Biography of Philip, IV

Name: Philip, IV
Bith Date: April 8, 1605
Death Date: September, 1665
Place of Birth: Spain
Nationality: Spanish
Gender: Male
Occupations: king
Philip, IV

Philip IV (1605-1665) was king of Spain from 1621 to 1665. During his reign Spain was engaged in foreign wars and torn by internal revolt.

Born on April 8, 1605, Philip IV succeeded his father, Philip III, in 1621. He was more intelligent than his father but like him allowed his government to be run by minister-favorites. Philip's principal minister, Gaspar de Guzmán, Count of Olivares, dominated his councils and was the effective ruler of Spain for more than 20 years. In 1627 the ruinous expenses of Spain's involvement in the Thirty Years War forced the government to declare itself bankrupt; the war effort continued, however, and the Mantuan campaign (1628-1631) led to an open conflict with France, which became intensified in 1635.

Spanish troops at first came close to Paris, but the situation rapidly deteriorated. Olivares's desperate attempts to raise funds for the prosecution of the war provoked dissent and rebellion, and in 1640 Catalonia went into open revolt, murdered the king's agent there, and welcomed French aid in its struggle against the government of Castile. Soon afterward, Portugal rebelled and declared itself independent from Spain. Olivares's counterpart in France, Cardinal Richelieu, supplied money to both Catalonia and Portugal as French troops occupied Catalonia.

In January 1643, after visiting the war front in Aragon, Philip dismissed Olivares and declared that he would rule without a favorite. However, he soon employed one in the person of Don Luis de Haro, a nephew of Olivares. On May 19, 1643, the Spanish infantry was vanquished by the French at Rocroi. Since the beginning of the 16th century, the Spanish infantry had been regarded as the best in Europe; its defeat symbolized the downfall of Spain as a military power.

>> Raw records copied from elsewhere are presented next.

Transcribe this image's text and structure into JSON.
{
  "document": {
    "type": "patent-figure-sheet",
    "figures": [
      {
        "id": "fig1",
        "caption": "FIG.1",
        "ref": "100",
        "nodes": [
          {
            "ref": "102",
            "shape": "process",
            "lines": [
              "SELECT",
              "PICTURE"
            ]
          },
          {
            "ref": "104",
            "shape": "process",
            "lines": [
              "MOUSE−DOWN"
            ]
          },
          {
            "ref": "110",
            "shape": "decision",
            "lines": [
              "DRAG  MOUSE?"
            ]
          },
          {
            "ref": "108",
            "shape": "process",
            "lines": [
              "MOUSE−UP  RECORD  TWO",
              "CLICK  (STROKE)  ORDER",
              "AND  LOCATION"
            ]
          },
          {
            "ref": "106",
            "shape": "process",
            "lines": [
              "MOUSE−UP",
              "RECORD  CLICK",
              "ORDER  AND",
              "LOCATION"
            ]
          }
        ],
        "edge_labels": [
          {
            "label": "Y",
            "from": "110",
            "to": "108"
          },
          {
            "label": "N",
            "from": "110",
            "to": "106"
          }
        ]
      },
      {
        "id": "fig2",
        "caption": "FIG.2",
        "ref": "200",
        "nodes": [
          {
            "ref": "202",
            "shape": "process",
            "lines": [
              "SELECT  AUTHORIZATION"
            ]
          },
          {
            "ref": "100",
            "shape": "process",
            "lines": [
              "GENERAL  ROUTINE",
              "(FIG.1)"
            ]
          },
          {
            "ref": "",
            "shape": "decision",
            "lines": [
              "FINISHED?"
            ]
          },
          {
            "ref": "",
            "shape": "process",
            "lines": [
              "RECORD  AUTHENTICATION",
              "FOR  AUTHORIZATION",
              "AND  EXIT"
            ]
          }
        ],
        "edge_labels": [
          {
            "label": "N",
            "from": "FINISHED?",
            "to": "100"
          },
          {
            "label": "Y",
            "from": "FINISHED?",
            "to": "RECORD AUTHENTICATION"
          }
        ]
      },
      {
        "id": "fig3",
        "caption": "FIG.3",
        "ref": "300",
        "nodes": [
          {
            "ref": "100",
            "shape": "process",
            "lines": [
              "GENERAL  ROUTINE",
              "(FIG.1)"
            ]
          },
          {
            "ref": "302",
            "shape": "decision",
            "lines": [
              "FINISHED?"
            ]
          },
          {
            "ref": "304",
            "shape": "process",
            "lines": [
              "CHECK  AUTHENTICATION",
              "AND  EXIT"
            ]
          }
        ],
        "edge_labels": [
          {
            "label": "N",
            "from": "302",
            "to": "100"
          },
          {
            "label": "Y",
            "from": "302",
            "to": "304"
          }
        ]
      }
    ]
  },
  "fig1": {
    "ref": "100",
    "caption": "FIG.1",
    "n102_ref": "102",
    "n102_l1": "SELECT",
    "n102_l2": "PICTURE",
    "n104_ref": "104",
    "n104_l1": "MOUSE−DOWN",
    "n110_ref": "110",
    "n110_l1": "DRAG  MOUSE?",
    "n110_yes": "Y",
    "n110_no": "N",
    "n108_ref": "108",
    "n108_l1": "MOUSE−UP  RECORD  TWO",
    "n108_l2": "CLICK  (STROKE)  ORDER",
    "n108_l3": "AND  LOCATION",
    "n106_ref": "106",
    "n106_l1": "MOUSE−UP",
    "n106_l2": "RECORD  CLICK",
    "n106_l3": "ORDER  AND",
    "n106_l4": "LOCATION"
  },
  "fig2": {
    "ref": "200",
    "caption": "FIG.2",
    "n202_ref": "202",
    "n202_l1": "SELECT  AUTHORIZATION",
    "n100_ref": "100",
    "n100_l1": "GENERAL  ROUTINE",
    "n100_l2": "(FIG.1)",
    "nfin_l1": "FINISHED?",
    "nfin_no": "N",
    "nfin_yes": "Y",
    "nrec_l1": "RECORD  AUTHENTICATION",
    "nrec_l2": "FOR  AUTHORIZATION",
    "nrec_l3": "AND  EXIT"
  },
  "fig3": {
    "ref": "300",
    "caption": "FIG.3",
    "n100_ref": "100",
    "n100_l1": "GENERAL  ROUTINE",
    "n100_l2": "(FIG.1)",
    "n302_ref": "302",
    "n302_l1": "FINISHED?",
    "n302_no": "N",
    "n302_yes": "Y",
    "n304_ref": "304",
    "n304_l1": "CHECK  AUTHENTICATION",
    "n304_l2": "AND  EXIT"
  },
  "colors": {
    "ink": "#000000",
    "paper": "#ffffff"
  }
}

A dreary succession of setbacks marked the second half of Philip's reign. Another bankruptcy was declared in 1647, and in the same year unsuccessful revolts against Spanish rule erupted in Sicily and Naples. These events convinced Richelieu and his successor, Cardinal Mazarin, that, by pursuing an all-out war against Spain, France could gain considerable land and power in the European theater. Thus the war between the two countries continued after the Peace of Westphalia (by which Spain officially recognized the independence of the United Provinces) had concluded the Thirty Years War in 1648. Although civil war in France (the Fronde) gave the Spanish some slight respite, it could not stave off the inevitable. For although Catalonia was won back in 1652, bankruptcy was again declared in 1653.

The union of Cromwell's England with France in the war against Spain proved to be the coup de grace. Spain lost both Dunkerque and Jamaica to the English. In the Peace of the Pyrenees, concluded with France in 1659, Spain gave up Artois and territories in the Spanish Netherlands, together with Rosellón and part of Cerdaña. As part of the "peace package," a marriage was arranged between Philip IV's daughter, Maria Theresa, and the young Louis XIV. The waiver of the Infanta's inheritance rights to Spanish territory was contingent on the payment of a dowry of 500,000 escudos, which the French as well as the Spanish knew could never be paid. After Philip's death this clause was used as a pretext for the seizure of still more Spanish territory in the Low Countries during the War of Devolution.

Philip IV died on Sept. 17, 1665, just before Portugal's independence was recognized. In the course of his reign he had married twice. His first wife, Elizabeth of Bourbon, died in 1644; their only child died 2 years later. His second wife, Maria Anna of Austria, gave birth to one son who survived, the hapless Charles II, who was destined to be the last Hapsburg monarch of Spain.

Further Reading

  • There is no suitable study of Philip IV in English. The best book on the earlier half of his reign is John H. Elliott, The Revolt of the Catalans: A Study in the Decline of Spain, 1598-1640 (1963), in which he brilliantly fulfills the promise of the subtitle. Elliott's other book, Imperial Spain, 1469-1716 (1963), is an excellent overview of the period with a choice bibliography. Recommended for general historical background are C. V. Wedgwood, The Thirty Years War (1938), and Carl J. Friedrich, The Age of the Baroque, 1610-1660 (1952).